Titiou & moi
Je ne peux sereinement commencer cet article sans vous faire une confession : j’ai une adoration pour le travail de Titiou Lecoq. Cette adoration, elle a commencé lorsque j’ai lu Chroniques de la débrouille (ou Sans télé, on ressent davantage le froid, pour les fans de la première heure). Pendant une courte semaine, mes trajets de métro se faisaient livre en main et hilare. J’étais un peu une recommandation bibliographique ambulante : les passagers me regardaient du coin de l’œil verser mes larmes de rire. Cette passion s’est transformée en culte hebdomadaire lorsque j’ai découvert que Titiou Lecoq rédigeait une newsletter pour Slate. Chez moi, la messe se fait donc le vendredi matin sur ma boîte mail (je vous somme de vous y inscrire illico). Quelques temps plus tard, mon idolâtrie a pris une tournure révolutionnaire grâce à l’ouvrage Le combat féministe se gagne devant le panier de linge sale (attention, ce livre va vous donner envie d’avoir un mari indolent à enguirlander). Bref, je pensais avoir atteint le climax de mon adulation quant Honoré et moi a été publié. Laissez-moi vous en faire une critique parfaitement partiale, subjective et limite fanatique.
Un looser attendrissant
Dans cet ouvrage, Titiou Lecoq nous raconte la vie d’Honoré de Balzac, mais attention sa vraie vie : celle d’un égocentrique poissard qui enchaîne échecs amoureux et fail professionnels. Exit l’éloge studieux de ce génie du réalisme, adios l’oraison littéraire de La Comédie Humaine, dans ce livre, Titiou Lecoq nous parle de l’homme qu’a été Balzac : un attendrissant looser aux idées complètement farfelues. Je l’ai appris en lisant ce livre : Balzac est l’antithèse de l’expression « apprendre de ses erreurs ». Son acharnement insensé rend sa biographie drôlissime et touchante. « Parce qu’il a réussi sa vie en passant son temps à la rater, Balzac est mon frère » écrit l’autrice.
Balzac et les femmes
Mais Titiou Lecoq ne dissèque pas seulement la mauvaise fortune de Balzac, elle met en lumière les femmes qui l’ont aimé, soutenu et surtout sorti du pétrin. Car, on nous le dit peu (pas du tout) sur les bancs de l’école, mais Balzac sans le dévouement de sa mère, de ses amies, de ses amantes, n’aurait pas fait long feu. Par exemple, la mère de Balzac, souvent décrite comme hystérique et pingre par les critiques (masculins) littéraires, s’est avérée être un soutien moral et financier crucial dans la vie de l’auteur. Idem pour son premier grand amour, Antoinette de Berny (qu’il rebaptise « Laure » sans trop lui demander son avis) et qui jouera le rôle de conseillère et relectrice pendant de longues années. Mais ma figure féminine favorite reste Zulma Carraud, la BFF de Balzac auprès de qui il se plaint de ses déboires amoureux et financiers, et qui finit par lui passer un super savon dans une lettre jouissive.

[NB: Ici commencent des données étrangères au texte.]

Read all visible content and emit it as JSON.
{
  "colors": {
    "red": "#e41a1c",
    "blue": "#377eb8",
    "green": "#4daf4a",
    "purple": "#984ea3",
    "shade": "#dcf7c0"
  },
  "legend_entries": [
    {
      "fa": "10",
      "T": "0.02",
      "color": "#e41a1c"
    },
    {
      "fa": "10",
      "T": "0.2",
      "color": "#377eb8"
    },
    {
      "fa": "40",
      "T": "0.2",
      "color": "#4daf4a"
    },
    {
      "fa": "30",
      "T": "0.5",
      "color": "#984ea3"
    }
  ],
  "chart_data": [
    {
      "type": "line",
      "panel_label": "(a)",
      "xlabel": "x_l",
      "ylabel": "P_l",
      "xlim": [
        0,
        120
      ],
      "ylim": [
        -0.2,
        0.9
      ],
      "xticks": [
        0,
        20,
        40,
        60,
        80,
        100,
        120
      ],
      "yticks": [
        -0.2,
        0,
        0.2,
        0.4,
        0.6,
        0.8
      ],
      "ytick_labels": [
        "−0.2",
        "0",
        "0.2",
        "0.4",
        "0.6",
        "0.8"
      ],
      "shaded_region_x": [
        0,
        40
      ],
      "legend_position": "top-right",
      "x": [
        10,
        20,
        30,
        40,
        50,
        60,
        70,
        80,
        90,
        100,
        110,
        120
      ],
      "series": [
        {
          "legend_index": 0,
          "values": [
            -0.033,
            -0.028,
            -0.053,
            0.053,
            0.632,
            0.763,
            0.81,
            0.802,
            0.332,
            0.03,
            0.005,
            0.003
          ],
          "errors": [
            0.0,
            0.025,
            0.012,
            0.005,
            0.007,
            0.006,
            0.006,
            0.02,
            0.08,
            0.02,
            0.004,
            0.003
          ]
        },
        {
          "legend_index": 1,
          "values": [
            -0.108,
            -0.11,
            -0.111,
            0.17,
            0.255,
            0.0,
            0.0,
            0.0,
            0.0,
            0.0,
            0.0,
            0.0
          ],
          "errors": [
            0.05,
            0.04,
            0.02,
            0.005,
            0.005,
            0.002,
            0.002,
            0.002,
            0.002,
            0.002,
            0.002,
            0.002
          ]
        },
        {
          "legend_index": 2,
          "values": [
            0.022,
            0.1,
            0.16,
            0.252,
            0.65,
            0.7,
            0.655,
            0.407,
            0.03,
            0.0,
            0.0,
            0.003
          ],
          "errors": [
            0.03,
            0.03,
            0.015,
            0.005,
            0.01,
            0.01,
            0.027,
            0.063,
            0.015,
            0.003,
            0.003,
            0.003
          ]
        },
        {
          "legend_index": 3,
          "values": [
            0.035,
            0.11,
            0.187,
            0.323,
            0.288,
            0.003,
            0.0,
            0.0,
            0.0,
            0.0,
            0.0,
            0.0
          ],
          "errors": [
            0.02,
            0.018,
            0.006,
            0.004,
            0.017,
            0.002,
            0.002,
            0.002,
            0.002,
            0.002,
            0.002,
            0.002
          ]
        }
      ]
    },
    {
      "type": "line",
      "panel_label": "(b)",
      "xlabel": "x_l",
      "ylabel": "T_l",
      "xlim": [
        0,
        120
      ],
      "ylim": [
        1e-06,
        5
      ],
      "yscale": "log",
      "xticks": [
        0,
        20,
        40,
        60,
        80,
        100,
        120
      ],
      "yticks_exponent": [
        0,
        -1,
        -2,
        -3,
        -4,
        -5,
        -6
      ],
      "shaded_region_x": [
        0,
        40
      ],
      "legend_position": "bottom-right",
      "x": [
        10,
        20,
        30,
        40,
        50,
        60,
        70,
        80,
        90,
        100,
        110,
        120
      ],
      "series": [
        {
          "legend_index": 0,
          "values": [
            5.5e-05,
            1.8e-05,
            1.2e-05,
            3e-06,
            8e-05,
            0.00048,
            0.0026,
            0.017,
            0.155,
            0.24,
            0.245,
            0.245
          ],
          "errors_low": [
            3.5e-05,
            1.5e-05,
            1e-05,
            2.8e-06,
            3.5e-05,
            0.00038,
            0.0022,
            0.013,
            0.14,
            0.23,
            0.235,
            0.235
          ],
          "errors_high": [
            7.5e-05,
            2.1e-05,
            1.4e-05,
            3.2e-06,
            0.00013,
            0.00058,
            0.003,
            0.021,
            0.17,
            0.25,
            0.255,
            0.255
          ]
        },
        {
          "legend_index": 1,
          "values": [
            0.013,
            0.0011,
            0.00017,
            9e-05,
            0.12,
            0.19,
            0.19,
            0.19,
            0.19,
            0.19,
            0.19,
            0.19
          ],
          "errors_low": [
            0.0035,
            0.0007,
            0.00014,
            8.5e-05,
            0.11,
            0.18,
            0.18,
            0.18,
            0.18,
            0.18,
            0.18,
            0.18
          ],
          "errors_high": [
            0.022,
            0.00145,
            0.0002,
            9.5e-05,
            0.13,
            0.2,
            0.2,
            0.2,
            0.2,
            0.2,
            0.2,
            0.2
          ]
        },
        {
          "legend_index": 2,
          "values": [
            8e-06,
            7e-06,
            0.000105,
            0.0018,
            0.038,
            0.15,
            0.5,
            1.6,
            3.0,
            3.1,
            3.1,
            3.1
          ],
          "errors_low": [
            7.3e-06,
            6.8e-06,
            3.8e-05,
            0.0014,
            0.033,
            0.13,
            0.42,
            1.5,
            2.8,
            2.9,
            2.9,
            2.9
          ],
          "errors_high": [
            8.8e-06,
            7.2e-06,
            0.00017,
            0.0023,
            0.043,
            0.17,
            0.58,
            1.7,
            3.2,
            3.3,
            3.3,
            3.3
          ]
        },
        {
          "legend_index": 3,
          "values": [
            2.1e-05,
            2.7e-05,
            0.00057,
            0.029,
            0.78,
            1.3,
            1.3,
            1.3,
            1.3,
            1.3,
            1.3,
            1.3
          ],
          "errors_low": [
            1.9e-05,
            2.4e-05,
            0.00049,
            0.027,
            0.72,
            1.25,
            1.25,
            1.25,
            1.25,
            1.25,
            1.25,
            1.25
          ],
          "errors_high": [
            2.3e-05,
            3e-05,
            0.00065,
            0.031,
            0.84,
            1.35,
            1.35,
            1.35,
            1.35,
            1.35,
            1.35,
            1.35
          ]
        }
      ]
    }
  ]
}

Vous l’aurez compris, Balzac est un grand amoureux des femmes, pas des femmes de roman, lisses et utopiques, mais des femmes en chair et en os, celles qui « étouffent ». C’est pour cela que « contrairement à l’écrasante majorité des hommes de son temps – et des générations suivantes -, il {Balzac} a vu les femmes telles qu’elles vivaient. » écrit Titiou Lecoq. Et en effet, du plus loin que remontent mes lectures balzaciennes, je me souviens que les personnages féminins sont des protagonistes forts, révoltés et dotés d’une étoffe qui les rend palpables. On pense à Eugénie Grandet, à Delphine de Nucingen, à la cousine Bette. Comme le fait remarquer l’autrice, les personnages ne semblent pas modelés par un regard masculin. C’est sans doute cela ce qui les rend, avec Balzac, immortels.